Identifying Schistosoma japonicum excretory/secretory proteins and their interactions with host immune system

Abstract

Schistosoma japonicum is a major infectious agent of schistosomiasis. It has been reported that large number of proteins excreted and secreted by S. japonicum during its life cycle are important for its infection and survival in definitive hosts. These proteins can be used as ideal candidates for vaccines or drug targets. In this work, we analyzed the protein sequences of S. japonicum and found that compared with other proteins in S. japonicum, excretory/secretory (ES) proteins are generally longer, more likely to be stable and enzyme, more likely to contain immune-related binding peptides and more likely to be involved in regulation and metabolism processes. Based on the sequence difference between ES and non-ES proteins, we trained a support vector machine (SVM) with much higher accuracy than existing approaches. Using this SVM, we identified 191 new ES proteins in S. japonicum, and further predicted 7 potential interactions between these ES proteins and human immune proteins. Our results are useful to understand the pathogenesis of schistosomiasis and can serve as a new resource for vaccine or drug targets discovery for anti-schistosome.

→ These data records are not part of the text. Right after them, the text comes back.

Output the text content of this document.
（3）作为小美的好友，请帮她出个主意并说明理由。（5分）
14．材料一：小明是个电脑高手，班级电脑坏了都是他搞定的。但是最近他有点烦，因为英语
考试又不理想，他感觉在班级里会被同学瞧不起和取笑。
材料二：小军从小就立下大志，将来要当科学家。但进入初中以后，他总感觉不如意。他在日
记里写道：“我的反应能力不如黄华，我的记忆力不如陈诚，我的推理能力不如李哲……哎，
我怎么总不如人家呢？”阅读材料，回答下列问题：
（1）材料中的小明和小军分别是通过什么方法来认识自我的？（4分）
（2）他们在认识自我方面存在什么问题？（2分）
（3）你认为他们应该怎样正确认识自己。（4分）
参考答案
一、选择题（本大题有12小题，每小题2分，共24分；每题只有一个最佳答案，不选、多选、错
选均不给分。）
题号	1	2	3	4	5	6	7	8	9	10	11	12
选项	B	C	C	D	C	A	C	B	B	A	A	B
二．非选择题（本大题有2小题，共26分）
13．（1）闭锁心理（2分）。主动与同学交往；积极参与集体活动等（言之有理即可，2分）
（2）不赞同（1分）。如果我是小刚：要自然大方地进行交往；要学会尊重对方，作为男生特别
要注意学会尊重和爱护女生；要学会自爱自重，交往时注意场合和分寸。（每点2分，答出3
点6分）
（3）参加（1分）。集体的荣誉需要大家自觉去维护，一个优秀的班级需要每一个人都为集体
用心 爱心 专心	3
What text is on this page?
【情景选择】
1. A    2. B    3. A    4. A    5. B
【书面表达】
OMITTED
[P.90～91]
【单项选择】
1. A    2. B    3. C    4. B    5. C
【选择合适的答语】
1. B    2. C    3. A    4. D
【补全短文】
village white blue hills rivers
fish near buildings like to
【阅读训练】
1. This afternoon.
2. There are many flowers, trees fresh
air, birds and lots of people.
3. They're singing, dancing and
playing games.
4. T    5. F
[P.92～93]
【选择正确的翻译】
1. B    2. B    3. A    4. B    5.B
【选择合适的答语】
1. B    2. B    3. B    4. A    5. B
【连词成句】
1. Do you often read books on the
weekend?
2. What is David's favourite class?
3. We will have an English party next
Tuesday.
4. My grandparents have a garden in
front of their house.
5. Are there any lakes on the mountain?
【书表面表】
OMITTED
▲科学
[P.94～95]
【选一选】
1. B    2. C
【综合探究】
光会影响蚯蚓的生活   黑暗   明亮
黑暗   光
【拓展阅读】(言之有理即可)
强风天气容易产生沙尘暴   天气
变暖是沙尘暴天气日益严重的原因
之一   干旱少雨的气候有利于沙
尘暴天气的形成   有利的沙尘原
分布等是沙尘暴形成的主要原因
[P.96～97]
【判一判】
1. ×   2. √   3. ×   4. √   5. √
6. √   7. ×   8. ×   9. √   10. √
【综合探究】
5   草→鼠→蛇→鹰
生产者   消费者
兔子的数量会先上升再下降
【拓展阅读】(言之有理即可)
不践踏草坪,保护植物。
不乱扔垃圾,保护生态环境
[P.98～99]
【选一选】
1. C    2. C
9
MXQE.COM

Figure 1. The average amino acid frequencies composition of SjSPs and SjBgPs.

Figure 2. The average percentage of nine physico-chemical classes of amino acids in SjSPs and SjBgPs.

Figure 3. Comparison of the distributions of other primary sequence features between SjSPs and SjBgPs.

Gravy: Grand average of hydropathicity. Extinction coefficient: an index indicates how much light a protein absorbs at a certain wavelength. Instability index: an estimate of the stability of your protein in a test tube.

Figure 4. The distributions of all post-modification features of SjSPs and SjBgPs.

NetCGlyc: C-mannosylation sites. NetNGlyc: N-linked glycosylation sites. NetOGlyc: O-GalNAc (mucin type) glycosylation sites. NetPhos_Ser: Ser phosphorylation sites. NetPhos_Thr: Thr phosphorylation sites. NetPhos_Tyr: Tyr phosphorylation sites.

Figure 5. The average composition of secondary structures of SjSPs and SjBgPs.

Figure 6. The distributions of all immune peptide features of SjSPs and SjBgPs.

BepiPred: linear B-cell peptides. NetChop: Human proteasome cleave sites.

Figure 7. The percentage of all signal peptides in SjSPs and SjBgPs.

SignalP: secretory pathway signal peptide predicted by SignalP program. Mitochondria: mitochondrial target sites. Nuclear: export nuclear target sites. Secretory: secreted via non-classical secretory pathway.

Figure 8. Potential protein protein interactions between Schistosoma japonicum and human.